LinkedIn’s disabling of users’ passwords is a good first step, but the password is only half the problem. Given that the majority of these services require users to login with, or at least register, an email address it is likely that the users credentials could well be valid across a variety of social media sites. I have today seen first-hand proof of this quite close to home, as no sooner had news broken of the LinkedIn hack than one of my colleagues received an alert from Facebook telling them someone had logged in from a new location and device; same email address and of course same password on both sites.
The problem highlighted here, and one that many of us are guilty of, is sharing passwords with many accounts, whilst the common factor is always the email address. Using a different email address for all your digital and social identities is impractical, using the same email address and password is simply convenient but lacks security; we trust our online service providers to keep our identity secure. But we’re learning the hard way that sharing passwords is and has always been a bad idea. Unfortunately RSA Security, Epsilon and HB Gary also found this out a little too late.
Mimecast’s own research released this week tells us that IT departments are worried about the risk presented by social media; fully 59% of IT teams we spoke to believed that social media usage at work increased the risk of corporate information leaks. It would seem that the users’ convenience is also a significant contributory factor to that risk. I would bet that some LinkedIn users probably login with their work email address and favourite password; I shudder to think what other online corporate services that email address might gain access to.
The lesson we should take away from the LinkedIn and eHarmony breach is twofold; we must learn that our email address is now a vital part of our identity and we should consider how it ties us to so many of our online services. Secondly there is a delicate balance between convenience and security. Sharing credentials between online identities means if you lose one you could lose them all.

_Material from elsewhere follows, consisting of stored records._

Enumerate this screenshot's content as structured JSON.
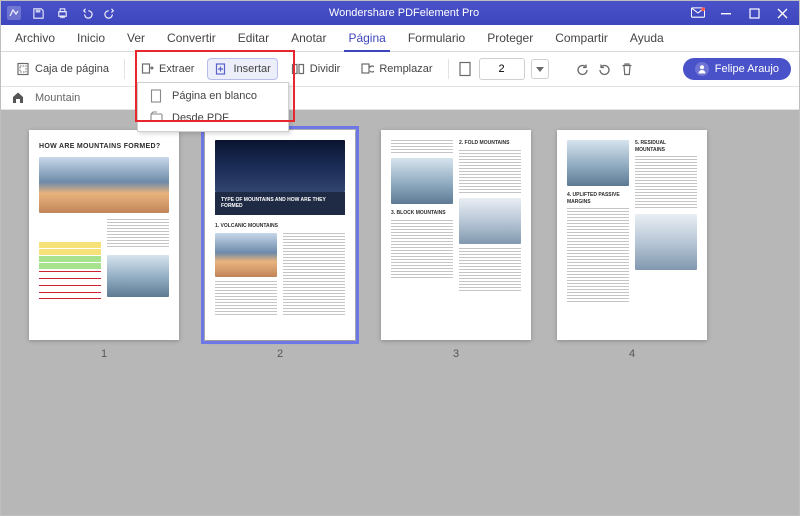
{
  "app": {
    "title": "Wondershare PDFelement Pro"
  },
  "menu": {
    "items": [
      "Archivo",
      "Inicio",
      "Ver",
      "Convertir",
      "Editar",
      "Anotar",
      "Página",
      "Formulario",
      "Proteger",
      "Compartir",
      "Ayuda"
    ],
    "active_index": 6
  },
  "toolbar": {
    "page_box": "Caja de página",
    "extract": "Extraer",
    "insert": "Insertar",
    "split": "Dividir",
    "replace": "Remplazar",
    "page_input": "2",
    "insert_menu": {
      "blank": "Página en blanco",
      "from_pdf": "Desde PDF"
    }
  },
  "user": {
    "name": "Felipe Araujo"
  },
  "breadcrumb": {
    "doc": "Mountain"
  },
  "thumbs": {
    "labels": [
      "1",
      "2",
      "3",
      "4"
    ],
    "selected_index": 1,
    "p1_title": "HOW ARE MOUNTAINS FORMED?",
    "p2_caption": "TYPE OF MOUNTAINS AND HOW ARE THEY FORMED",
    "p2_h1": "1. VOLCANIC MOUNTAINS",
    "p3_h1": "2. FOLD MOUNTAINS",
    "p3_h2": "3. BLOCK MOUNTAINS",
    "p4_h1": "4. UPLIFTED PASSIVE MARGINS",
    "p4_h2": "5. RESIDUAL MOUNTAINS"
  }
}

There are a number of tools that will let you generate and store complex passwords locally, then auto submit those passwords as login credentials to websites; whilst that might seem onerous the risk of compromise of all your online identities is small. IT Managers should also take this opportunity to educate their users on the benefits of good password discipline, password complexity and rotation.
Protecting your online identity is a 21st Century problem that one needs to take care of, convenience and laziness are your own worst enemy.